Code Design for the Noisy Slepian-Wolf Problem

TL;DR

This paper develops LDGM and LDPC code ensembles that achieve near-optimal performance in noisy Slepian-Wolf problems over symmetric channels without transmitter channel knowledge, using density evolution and staggered structures.

Contribution

It introduces a provable capacity-achieving LDGM sequence and a staggered LDPC code framework for the noisy Slepian-Wolf problem with unknown channel parameters.

Findings

LDGM ensembles achieve capacity for erasure Slepian-Wolf with symmetric channels.

Staggered LDPC codes improve performance over a wide range of channel conditions.
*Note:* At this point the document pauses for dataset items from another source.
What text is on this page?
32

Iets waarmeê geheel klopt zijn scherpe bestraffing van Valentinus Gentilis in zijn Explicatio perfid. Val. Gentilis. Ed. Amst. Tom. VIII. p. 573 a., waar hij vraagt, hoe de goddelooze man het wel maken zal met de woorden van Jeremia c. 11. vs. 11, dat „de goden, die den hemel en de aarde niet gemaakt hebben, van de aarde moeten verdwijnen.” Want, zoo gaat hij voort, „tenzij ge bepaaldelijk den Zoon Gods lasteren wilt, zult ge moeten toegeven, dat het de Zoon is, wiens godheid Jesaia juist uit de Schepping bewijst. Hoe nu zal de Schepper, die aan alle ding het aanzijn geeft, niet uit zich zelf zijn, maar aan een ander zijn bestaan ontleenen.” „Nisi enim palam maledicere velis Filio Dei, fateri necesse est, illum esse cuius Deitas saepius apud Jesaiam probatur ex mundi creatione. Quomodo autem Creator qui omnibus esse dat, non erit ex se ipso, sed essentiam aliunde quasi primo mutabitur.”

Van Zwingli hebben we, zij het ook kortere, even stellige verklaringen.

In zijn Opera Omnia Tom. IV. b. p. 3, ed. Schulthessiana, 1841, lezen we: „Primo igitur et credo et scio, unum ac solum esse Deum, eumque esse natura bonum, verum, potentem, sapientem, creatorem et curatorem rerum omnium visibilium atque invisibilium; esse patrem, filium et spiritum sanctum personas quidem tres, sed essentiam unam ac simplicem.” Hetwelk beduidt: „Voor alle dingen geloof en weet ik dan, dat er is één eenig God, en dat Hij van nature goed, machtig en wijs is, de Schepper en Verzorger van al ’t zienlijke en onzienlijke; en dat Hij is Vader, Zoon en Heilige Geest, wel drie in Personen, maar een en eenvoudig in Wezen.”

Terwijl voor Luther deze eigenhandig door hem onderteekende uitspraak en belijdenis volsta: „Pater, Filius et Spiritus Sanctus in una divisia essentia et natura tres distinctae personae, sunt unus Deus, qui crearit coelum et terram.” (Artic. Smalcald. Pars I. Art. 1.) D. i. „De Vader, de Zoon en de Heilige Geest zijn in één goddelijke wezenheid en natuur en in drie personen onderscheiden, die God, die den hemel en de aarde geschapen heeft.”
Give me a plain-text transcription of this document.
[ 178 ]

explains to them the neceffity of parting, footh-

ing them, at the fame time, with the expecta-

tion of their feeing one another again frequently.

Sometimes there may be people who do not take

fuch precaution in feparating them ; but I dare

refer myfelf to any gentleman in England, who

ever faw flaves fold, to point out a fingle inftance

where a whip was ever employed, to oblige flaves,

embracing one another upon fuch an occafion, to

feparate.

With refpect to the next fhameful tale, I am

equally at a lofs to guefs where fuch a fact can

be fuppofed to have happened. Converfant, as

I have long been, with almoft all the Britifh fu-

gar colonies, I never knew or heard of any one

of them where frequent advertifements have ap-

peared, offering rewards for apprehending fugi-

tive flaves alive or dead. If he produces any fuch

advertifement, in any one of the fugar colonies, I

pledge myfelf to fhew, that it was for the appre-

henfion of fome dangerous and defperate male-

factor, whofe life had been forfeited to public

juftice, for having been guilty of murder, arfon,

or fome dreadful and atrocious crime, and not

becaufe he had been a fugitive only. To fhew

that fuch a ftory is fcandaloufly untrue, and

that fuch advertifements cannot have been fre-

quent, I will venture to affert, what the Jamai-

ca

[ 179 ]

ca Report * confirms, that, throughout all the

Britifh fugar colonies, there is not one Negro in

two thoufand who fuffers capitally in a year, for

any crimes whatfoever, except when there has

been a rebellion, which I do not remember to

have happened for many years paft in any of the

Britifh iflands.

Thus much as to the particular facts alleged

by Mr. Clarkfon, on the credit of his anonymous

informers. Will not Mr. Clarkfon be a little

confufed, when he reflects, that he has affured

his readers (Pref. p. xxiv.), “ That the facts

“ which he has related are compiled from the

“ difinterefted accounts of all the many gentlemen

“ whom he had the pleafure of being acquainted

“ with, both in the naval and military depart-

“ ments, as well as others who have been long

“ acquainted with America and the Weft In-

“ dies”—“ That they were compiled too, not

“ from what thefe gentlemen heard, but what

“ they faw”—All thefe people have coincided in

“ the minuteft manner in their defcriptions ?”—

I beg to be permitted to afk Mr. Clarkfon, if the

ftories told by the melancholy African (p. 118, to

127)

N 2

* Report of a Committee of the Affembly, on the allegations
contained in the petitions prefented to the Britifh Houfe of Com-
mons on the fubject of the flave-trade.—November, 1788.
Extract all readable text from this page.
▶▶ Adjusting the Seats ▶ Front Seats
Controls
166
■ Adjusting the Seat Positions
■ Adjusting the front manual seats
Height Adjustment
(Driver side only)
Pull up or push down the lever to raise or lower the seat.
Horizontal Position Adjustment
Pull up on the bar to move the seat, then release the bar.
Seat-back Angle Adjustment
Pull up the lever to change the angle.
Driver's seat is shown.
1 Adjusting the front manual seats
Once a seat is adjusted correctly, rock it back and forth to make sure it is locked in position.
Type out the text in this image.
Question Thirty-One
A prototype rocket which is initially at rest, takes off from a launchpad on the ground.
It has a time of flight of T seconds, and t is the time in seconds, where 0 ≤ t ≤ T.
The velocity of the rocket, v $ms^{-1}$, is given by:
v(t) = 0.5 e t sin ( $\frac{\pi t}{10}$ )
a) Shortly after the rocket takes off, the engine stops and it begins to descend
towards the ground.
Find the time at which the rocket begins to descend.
Density evolution analysis guides the design of robust codes.

Abstract

We consider a noisy Slepian-Wolf problem where two correlated sources are separately encoded (using codes of fixed rate) and transmitted over two independent binary memoryless symmetric channels. The capacity of each channel is characterized by a single parameter which is not known at the transmitter. The goal is to design systems that retain near-optimal performance without channel knowledge at the transmitter. It was conjectured that it may be hard to design codes that perform well for symmetric channel conditions. In this work, we present a provable capacity-achieving sequence of LDGM ensembles for the erasure Slepian-Wolf problem with symmetric channel conditions. We also introduce a staggered structure which enables codes optimized for single user channels to perform well for symmetric channel conditions. We provide a generic framework for analyzing the performance of joint iterative decoding, using density evolution. Using differential evolution, we design punctured systematic LDPC codes to maximize the region of achievable channel conditions. The resulting codes are then staggered to further increase the region of achievable parameters. The main contribution of this paper is to demonstrate that properly designed irregular LDPC codes can perform well simultaneously over a wide range of channel parameters.